Может, из-за снов мне была безразлична кока, от которой лечили Юлию. О ней как-то говорил Яркут, называл дрянью. Не знаю ни по виду, ни по вкусу, что это за штука. Но знаю, как глубоко она въедается в человека. Иногда по три-четыре дня тело Юлии не желало жить, жалось в углу, корчилось. Делалось окончательно чужим, непослушным. Я ненавидела его, но уговаривала бороться. У Юлии нет причин жить? У меня – есть. Меня ждут дома. И тот пацан-волчонок из снов – он никогда не сдавался.
В последнее время, хотя нет смысла говорить о времени, не ведя учета, телу Юлии стало лучше.
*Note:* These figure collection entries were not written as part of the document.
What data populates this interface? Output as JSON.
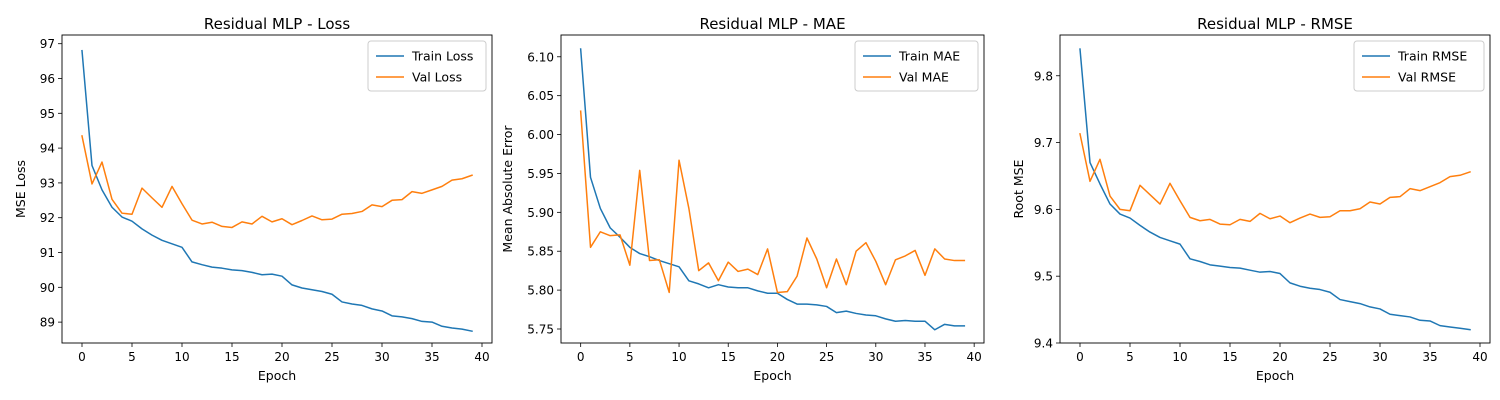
{
  "colors": {
    "train": "#1f77b4",
    "val": "#ff7f0e"
  },
  "chart_data": [
    {
      "type": "line",
      "title": "Residual MLP - Loss",
      "xlabel": "Epoch",
      "ylabel": "MSE Loss",
      "xlim": [
        -2,
        41
      ],
      "ylim": [
        88.4,
        97.25
      ],
      "xticks": [
        0,
        5,
        10,
        15,
        20,
        25,
        30,
        35,
        40
      ],
      "yticks": [
        89,
        90,
        91,
        92,
        93,
        94,
        95,
        96,
        97
      ],
      "yticklabels": [
        "89",
        "90",
        "91",
        "92",
        "93",
        "94",
        "95",
        "96",
        "97"
      ],
      "legend": "top-right",
      "x": [
        0,
        1,
        2,
        3,
        4,
        5,
        6,
        7,
        8,
        9,
        10,
        11,
        12,
        13,
        14,
        15,
        16,
        17,
        18,
        19,
        20,
        21,
        22,
        23,
        24,
        25,
        26,
        27,
        28,
        29,
        30,
        31,
        32,
        33,
        34,
        35,
        36,
        37,
        38,
        39
      ],
      "series": [
        {
          "name": "Train Loss",
          "color_key": "train",
          "values": [
            96.8,
            93.5,
            92.8,
            92.3,
            92.02,
            91.9,
            91.68,
            91.5,
            91.35,
            91.25,
            91.15,
            90.73,
            90.65,
            90.58,
            90.55,
            90.5,
            90.48,
            90.43,
            90.36,
            90.38,
            90.32,
            90.07,
            89.98,
            89.93,
            89.88,
            89.8,
            89.58,
            89.52,
            89.48,
            89.38,
            89.32,
            89.18,
            89.15,
            89.1,
            89.02,
            89.0,
            88.88,
            88.83,
            88.8,
            88.74
          ]
        },
        {
          "name": "Val Loss",
          "color_key": "val",
          "values": [
            94.35,
            92.97,
            93.6,
            92.53,
            92.13,
            92.1,
            92.85,
            92.57,
            92.3,
            92.9,
            92.4,
            91.93,
            91.82,
            91.87,
            91.75,
            91.72,
            91.88,
            91.82,
            92.04,
            91.88,
            91.97,
            91.8,
            91.92,
            92.05,
            91.94,
            91.96,
            92.1,
            92.12,
            92.18,
            92.37,
            92.32,
            92.5,
            92.52,
            92.75,
            92.7,
            92.8,
            92.9,
            93.08,
            93.12,
            93.22
          ]
        }
      ]
    },
    {
      "type": "line",
      "title": "Residual MLP - MAE",
      "xlabel": "Epoch",
      "ylabel": "Mean Absolute Error",
      "xlim": [
        -2,
        41
      ],
      "ylim": [
        5.732,
        6.128
      ],
      "xticks": [
        0,
        5,
        10,
        15,
        20,
        25,
        30,
        35,
        40
      ],
      "yticks": [
        5.75,
        5.8,
        5.85,
        5.9,
        5.95,
        6.0,
        6.05,
        6.1
      ],
      "yticklabels": [
        "5.75",
        "5.80",
        "5.85",
        "5.90",
        "5.95",
        "6.00",
        "6.05",
        "6.10"
      ],
      "legend": "top-right",
      "x": [
        0,
        1,
        2,
        3,
        4,
        5,
        6,
        7,
        8,
        9,
        10,
        11,
        12,
        13,
        14,
        15,
        16,
        17,
        18,
        19,
        20,
        21,
        22,
        23,
        24,
        25,
        26,
        27,
        28,
        29,
        30,
        31,
        32,
        33,
        34,
        35,
        36,
        37,
        38,
        39
      ],
      "series": [
        {
          "name": "Train MAE",
          "color_key": "train",
          "values": [
            6.11,
            5.945,
            5.905,
            5.88,
            5.868,
            5.855,
            5.847,
            5.843,
            5.838,
            5.834,
            5.83,
            5.812,
            5.808,
            5.803,
            5.807,
            5.804,
            5.803,
            5.803,
            5.799,
            5.796,
            5.796,
            5.788,
            5.782,
            5.782,
            5.781,
            5.779,
            5.771,
            5.773,
            5.77,
            5.768,
            5.767,
            5.763,
            5.76,
            5.761,
            5.76,
            5.76,
            5.749,
            5.756,
            5.754,
            5.754
          ]
        },
        {
          "name": "Val MAE",
          "color_key": "val",
          "values": [
            6.03,
            5.855,
            5.875,
            5.87,
            5.871,
            5.832,
            5.954,
            5.838,
            5.839,
            5.797,
            5.967,
            5.905,
            5.825,
            5.835,
            5.812,
            5.836,
            5.824,
            5.827,
            5.82,
            5.853,
            5.797,
            5.798,
            5.818,
            5.867,
            5.84,
            5.803,
            5.84,
            5.807,
            5.85,
            5.861,
            5.837,
            5.807,
            5.839,
            5.844,
            5.851,
            5.819,
            5.853,
            5.84,
            5.838,
            5.838
          ]
        }
      ]
    },
    {
      "type": "line",
      "title": "Residual MLP - RMSE",
      "xlabel": "Epoch",
      "ylabel": "Root MSE",
      "xlim": [
        -2,
        41
      ],
      "ylim": [
        9.4,
        9.861
      ],
      "xticks": [
        0,
        5,
        10,
        15,
        20,
        25,
        30,
        35,
        40
      ],
      "yticks": [
        9.4,
        9.5,
        9.6,
        9.7,
        9.8
      ],
      "yticklabels": [
        "9.4",
        "9.5",
        "9.6",
        "9.7",
        "9.8"
      ],
      "legend": "top-right",
      "x": [
        0,
        1,
        2,
        3,
        4,
        5,
        6,
        7,
        8,
        9,
        10,
        11,
        12,
        13,
        14,
        15,
        16,
        17,
        18,
        19,
        20,
        21,
        22,
        23,
        24,
        25,
        26,
        27,
        28,
        29,
        30,
        31,
        32,
        33,
        34,
        35,
        36,
        37,
        38,
        39
      ],
      "series": [
        {
          "name": "Train RMSE",
          "color_key": "train",
          "values": [
            9.84,
            9.67,
            9.638,
            9.608,
            9.593,
            9.587,
            9.576,
            9.566,
            9.558,
            9.553,
            9.548,
            9.526,
            9.522,
            9.517,
            9.515,
            9.513,
            9.512,
            9.509,
            9.506,
            9.507,
            9.504,
            9.49,
            9.485,
            9.482,
            9.48,
            9.476,
            9.465,
            9.462,
            9.459,
            9.454,
            9.451,
            9.443,
            9.441,
            9.439,
            9.434,
            9.433,
            9.426,
            9.424,
            9.422,
            9.42
          ]
        },
        {
          "name": "Val RMSE",
          "color_key": "val",
          "values": [
            9.713,
            9.642,
            9.675,
            9.62,
            9.6,
            9.598,
            9.636,
            9.622,
            9.608,
            9.639,
            9.613,
            9.588,
            9.583,
            9.585,
            9.578,
            9.577,
            9.585,
            9.582,
            9.594,
            9.586,
            9.59,
            9.58,
            9.587,
            9.593,
            9.588,
            9.589,
            9.598,
            9.598,
            9.601,
            9.611,
            9.608,
            9.618,
            9.619,
            9.631,
            9.628,
            9.634,
            9.64,
            9.649,
            9.651,
            9.656
          ]
        }
      ]
    }
  ]
}
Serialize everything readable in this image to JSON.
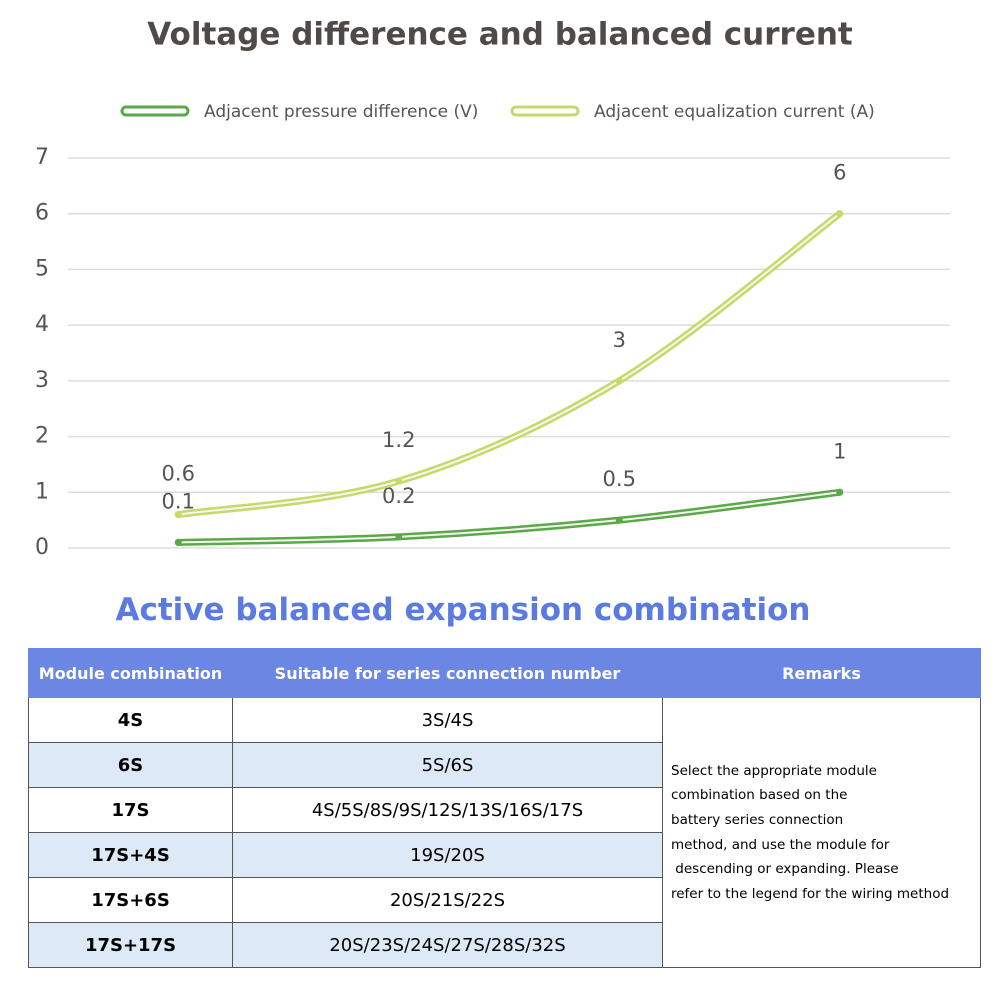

Мама радовалась, обнимала меня… нас. Я бы радовалась ответно, но руки у мамы сделались слабые, холодные.
– Пора принять чай! – проскрипела горничная.
Явилась, тюремщица, нет от неё отдыха. Повела хрящистым носом, изворачивая шейку и пуча черные пуговки глаз. Знаю все повадки, не вглядываясь. Мерзкое существо. Бесконечно пакостит мне: ночами роняет вещи, мешая спать, утром добавляет кислого в питье, досаждая. Нещадно дерет волосы расческой. И следит зло, пристрастно.